On the alert after the infiltration of London Greenpeace, the group at the centre of the McLibel campaign, by corporate spies (at various meetings, more than half those present were on some agency’s payroll), Plane Stupid quietly carried out a background check on Ken Tobias. Although Ken lived in London, he wasn’t on the electoral register. Nor was he on the records of the rugby team he claimed to have played for.
He was fed false information about a fake action; the group was told by an aviation industry insider two days later that security at airports around the country had been alerted to their ‘plan’.

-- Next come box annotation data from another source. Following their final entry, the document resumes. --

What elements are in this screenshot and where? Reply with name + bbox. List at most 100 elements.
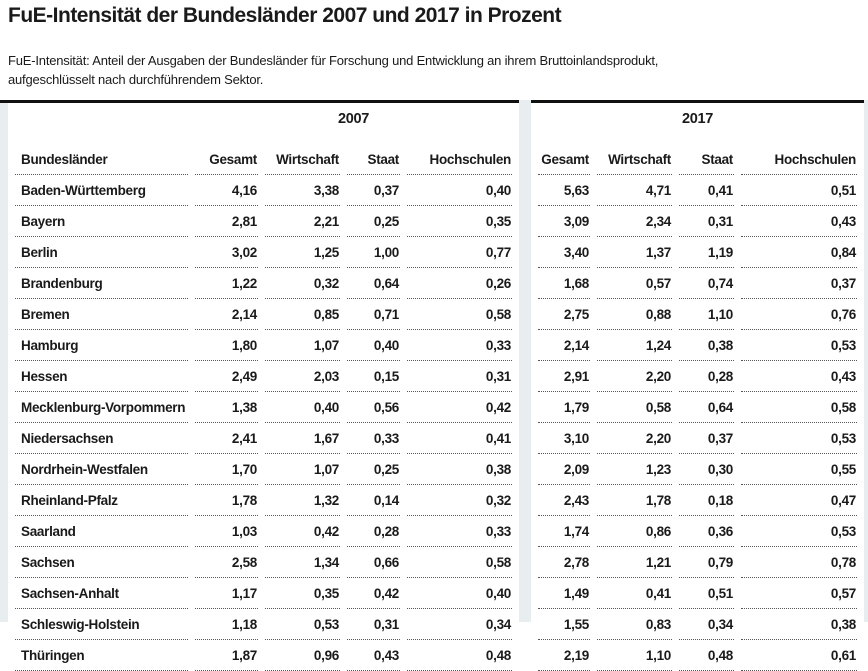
value-cell-2017: 0,74 xyxy=(679,268,734,299)
value-cell-2017: 0,48 xyxy=(679,640,734,671)
year-group-row-2017: 2017 xyxy=(538,103,857,135)
value-cell-2007: 0,33 xyxy=(407,330,512,361)
value-cell-2017: 1,24 xyxy=(597,330,672,361)
value-cell-2017: 2,91 xyxy=(538,361,590,392)
table-row: Mecklenburg-Vorpommern 1,38 0,40 0,56 0,42 xyxy=(15,392,512,423)
state-name-cell: Berlin xyxy=(15,237,188,268)
value-cell-2017: 1,10 xyxy=(597,640,672,671)
value-cell-2017: 2,43 xyxy=(538,485,590,516)
state-name-cell: Brandenburg xyxy=(15,268,188,299)
column-header-gesamt: Gesamt xyxy=(195,135,258,175)
state-name-cell: Sachsen xyxy=(15,547,188,578)
value-cell-2007: 0,40 xyxy=(265,392,340,423)
table-row: 2,78 1,21 0,79 0,78 xyxy=(538,547,857,578)
state-name-cell: Niedersachsen xyxy=(15,423,188,454)
value-cell-2007: 3,38 xyxy=(265,175,340,206)
value-cell-2007: 0,25 xyxy=(347,454,400,485)
column-header-staat: Staat xyxy=(347,135,400,175)
table-row: 3,10 2,20 0,37 0,53 xyxy=(538,423,857,454)
value-cell-2017: 0,58 xyxy=(597,392,672,423)
value-cell-2007: 0,32 xyxy=(265,268,340,299)
value-cell-2007: 0,31 xyxy=(347,609,400,640)
value-cell-2007: 3,02 xyxy=(195,237,258,268)
table-row: 1,79 0,58 0,64 0,58 xyxy=(538,392,857,423)
value-cell-2007: 0,96 xyxy=(265,640,340,671)
table-row: Rheinland-Pfalz 1,78 1,32 0,14 0,32 xyxy=(15,485,512,516)
block-2007: 2007 Bundesländer Gesamt Wirtschaft Staa… xyxy=(8,100,519,671)
value-cell-2007: 0,58 xyxy=(407,547,512,578)
value-cell-2017: 0,28 xyxy=(679,361,734,392)
value-cell-2007: 0,48 xyxy=(407,640,512,671)
value-cell-2017: 0,53 xyxy=(741,330,857,361)
value-cell-2007: 0,15 xyxy=(347,361,400,392)
value-cell-2007: 1,67 xyxy=(265,423,340,454)
value-cell-2017: 1,37 xyxy=(597,237,672,268)
value-cell-2017: 0,58 xyxy=(741,392,857,423)
value-cell-2007: 0,28 xyxy=(347,516,400,547)
value-cell-2007: 1,18 xyxy=(195,609,258,640)
value-cell-2007: 0,35 xyxy=(265,578,340,609)
value-cell-2017: 0,64 xyxy=(679,392,734,423)
value-cell-2017: 0,84 xyxy=(741,237,857,268)
value-cell-2007: 1,03 xyxy=(195,516,258,547)
value-cell-2007: 0,33 xyxy=(347,423,400,454)
state-name-cell: Schleswig-Holstein xyxy=(15,609,188,640)
table-row: Bremen 2,14 0,85 0,71 0,58 xyxy=(15,299,512,330)
column-header-staat: Staat xyxy=(679,135,734,175)
value-cell-2017: 2,34 xyxy=(597,206,672,237)
value-cell-2017: 0,76 xyxy=(741,299,857,330)
infographic-table-page: FuE-Intensität der Bundesländer 2007 und… xyxy=(0,4,868,671)
table-row: 1,49 0,41 0,51 0,57 xyxy=(538,578,857,609)
value-cell-2007: 4,16 xyxy=(195,175,258,206)
page-title: FuE-Intensität der Bundesländer 2007 und… xyxy=(8,4,562,27)
value-cell-2007: 2,03 xyxy=(265,361,340,392)
value-cell-2007: 0,31 xyxy=(407,361,512,392)
column-header-wirtschaft: Wirtschaft xyxy=(597,135,672,175)
value-cell-2007: 1,17 xyxy=(195,578,258,609)
value-cell-2017: 0,83 xyxy=(597,609,672,640)
table-row: Schleswig-Holstein 1,18 0,53 0,31 0,34 xyxy=(15,609,512,640)
table-row: 5,63 4,71 0,41 0,51 xyxy=(538,175,857,206)
value-cell-2017: 2,20 xyxy=(597,423,672,454)
table-row: Niedersachsen 2,41 1,67 0,33 0,41 xyxy=(15,423,512,454)
year-group-row-2007: 2007 xyxy=(15,103,512,135)
value-cell-2017: 1,21 xyxy=(597,547,672,578)
value-cell-2017: 0,79 xyxy=(679,547,734,578)
value-cell-2017: 2,20 xyxy=(597,361,672,392)
value-cell-2007: 2,41 xyxy=(195,423,258,454)
column-header-gesamt: Gesamt xyxy=(538,135,590,175)
state-name-cell: Bayern xyxy=(15,206,188,237)
table-note: FuE-Intensität: Anteil der Ausgaben der … xyxy=(8,52,868,89)
value-cell-2017: 0,41 xyxy=(679,175,734,206)
value-cell-2007: 1,07 xyxy=(265,454,340,485)
state-name-cell: Hessen xyxy=(15,361,188,392)
table-row: Nordrhein-Westfalen 1,70 1,07 0,25 0,38 xyxy=(15,454,512,485)
value-cell-2007: 2,21 xyxy=(265,206,340,237)
value-cell-2007: 0,66 xyxy=(347,547,400,578)
value-cell-2007: 1,34 xyxy=(265,547,340,578)
value-cell-2017: 0,86 xyxy=(597,516,672,547)
block-2017: 2017 Gesamt Wirtschaft Staat Hochschulen… xyxy=(531,100,864,671)
value-cell-2017: 0,53 xyxy=(741,423,857,454)
state-name-cell: Sachsen-Anhalt xyxy=(15,578,188,609)
value-cell-2007: 0,42 xyxy=(347,578,400,609)
row-header-label: Bundesländer xyxy=(15,135,188,175)
state-name-cell: Rheinland-Pfalz xyxy=(15,485,188,516)
value-cell-2017: 0,78 xyxy=(741,547,857,578)
value-cell-2007: 0,14 xyxy=(347,485,400,516)
state-name-cell: Hamburg xyxy=(15,330,188,361)
value-cell-2007: 0,42 xyxy=(265,516,340,547)
value-cell-2007: 2,81 xyxy=(195,206,258,237)
table-2007: 2007 Bundesländer Gesamt Wirtschaft Staa… xyxy=(8,103,519,671)
value-cell-2007: 2,58 xyxy=(195,547,258,578)
value-cell-2017: 0,55 xyxy=(741,454,857,485)
column-header-row-2007: Bundesländer Gesamt Wirtschaft Staat Hoc… xyxy=(15,135,512,175)
value-cell-2017: 0,51 xyxy=(741,175,857,206)
value-cell-2007: 0,85 xyxy=(265,299,340,330)
table-note-line-1: FuE-Intensität: Anteil der Ausgaben der … xyxy=(8,53,659,68)
value-cell-2007: 0,34 xyxy=(407,609,512,640)
value-cell-2017: 2,14 xyxy=(538,330,590,361)
value-cell-2017: 0,31 xyxy=(679,206,734,237)
value-cell-2007: 0,56 xyxy=(347,392,400,423)
value-cell-2007: 0,71 xyxy=(347,299,400,330)
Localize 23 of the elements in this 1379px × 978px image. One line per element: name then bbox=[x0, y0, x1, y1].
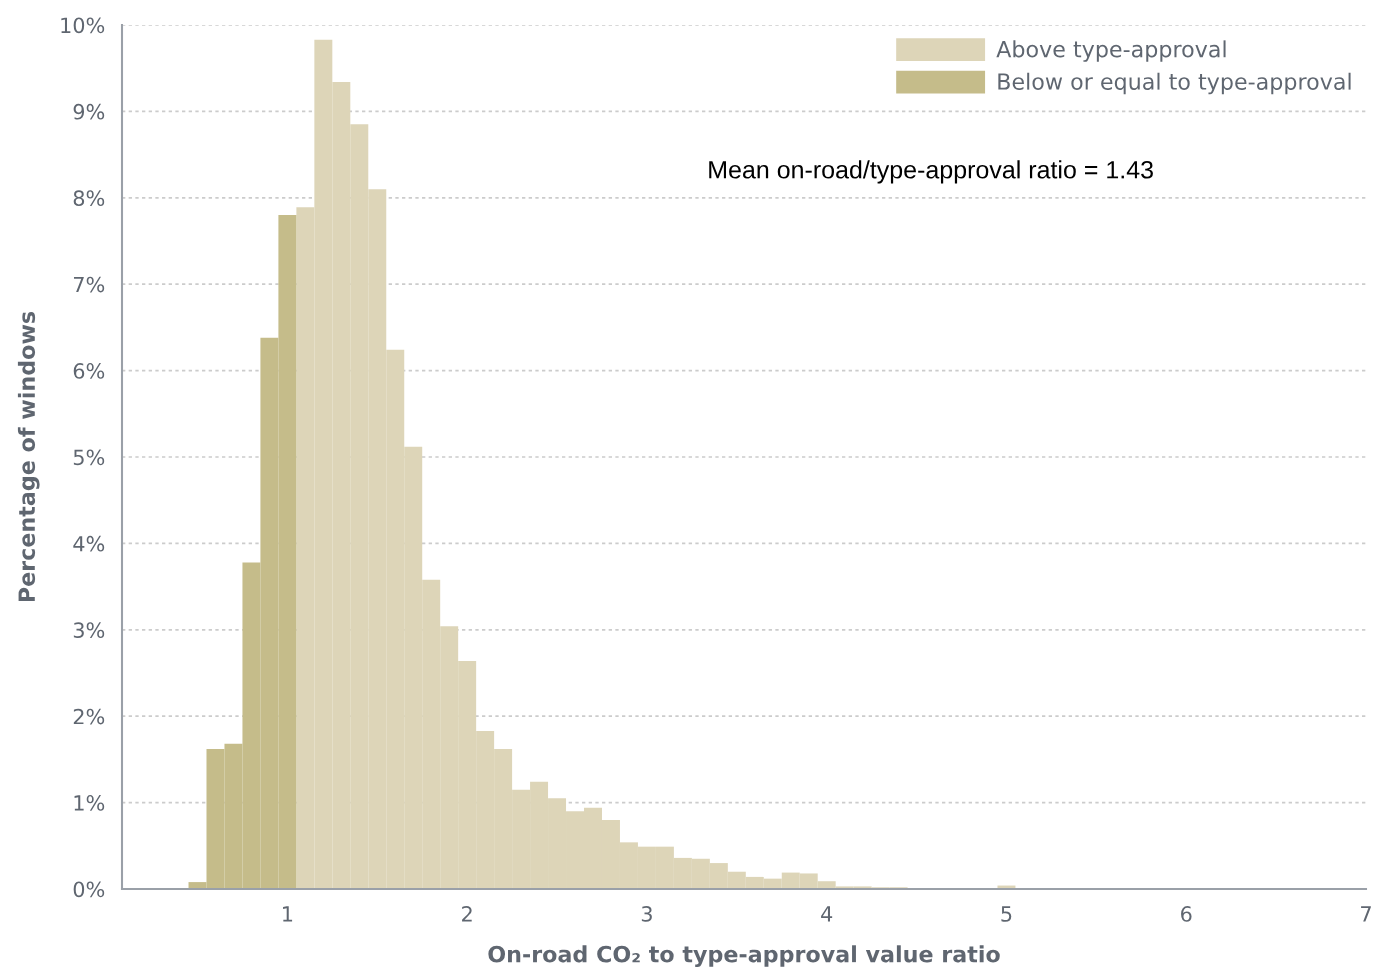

Three activists later met Ken and asked him for proof of his identity. He claimed he’d lost his wallet and had no photo ID. His passport was at his mum’s but he could get a letter from Oxford University. What he didn’t know was that the group secretly recorded the meeting and took a photo of him leaving to show other groups. A contact at Oxford University recognised Ken Tobias  – only his name was really Toby Kendall. A quick google search revealed a Bebo page with a photo. The site led the mole hunters to Linked In, a high-flying corporate networking site where ‘Ken’ claimed to be an analyst at C2i International, working in “security and investigations”.
C2i’s corporate motto is: “Command + Control + Intelligence = Security.”
According to C2i’s website: “C2i’s specialists are drawn from commerce, the military and government agencies. They include internationally-recognised authorities on special risk management, industrial espionage and law enforcement, and senior personnel from special forces and special operations, London Metropolitan Police [Scotland Yard].”
Its clients include “governments and the aerospace industry”.
Toby’s high-flying spying has crash landed but what was it about him that spooked his spotters in the first place? He was keen, he was clean and he turned up for meetings on time – traits that An Phoblacht staff are free of.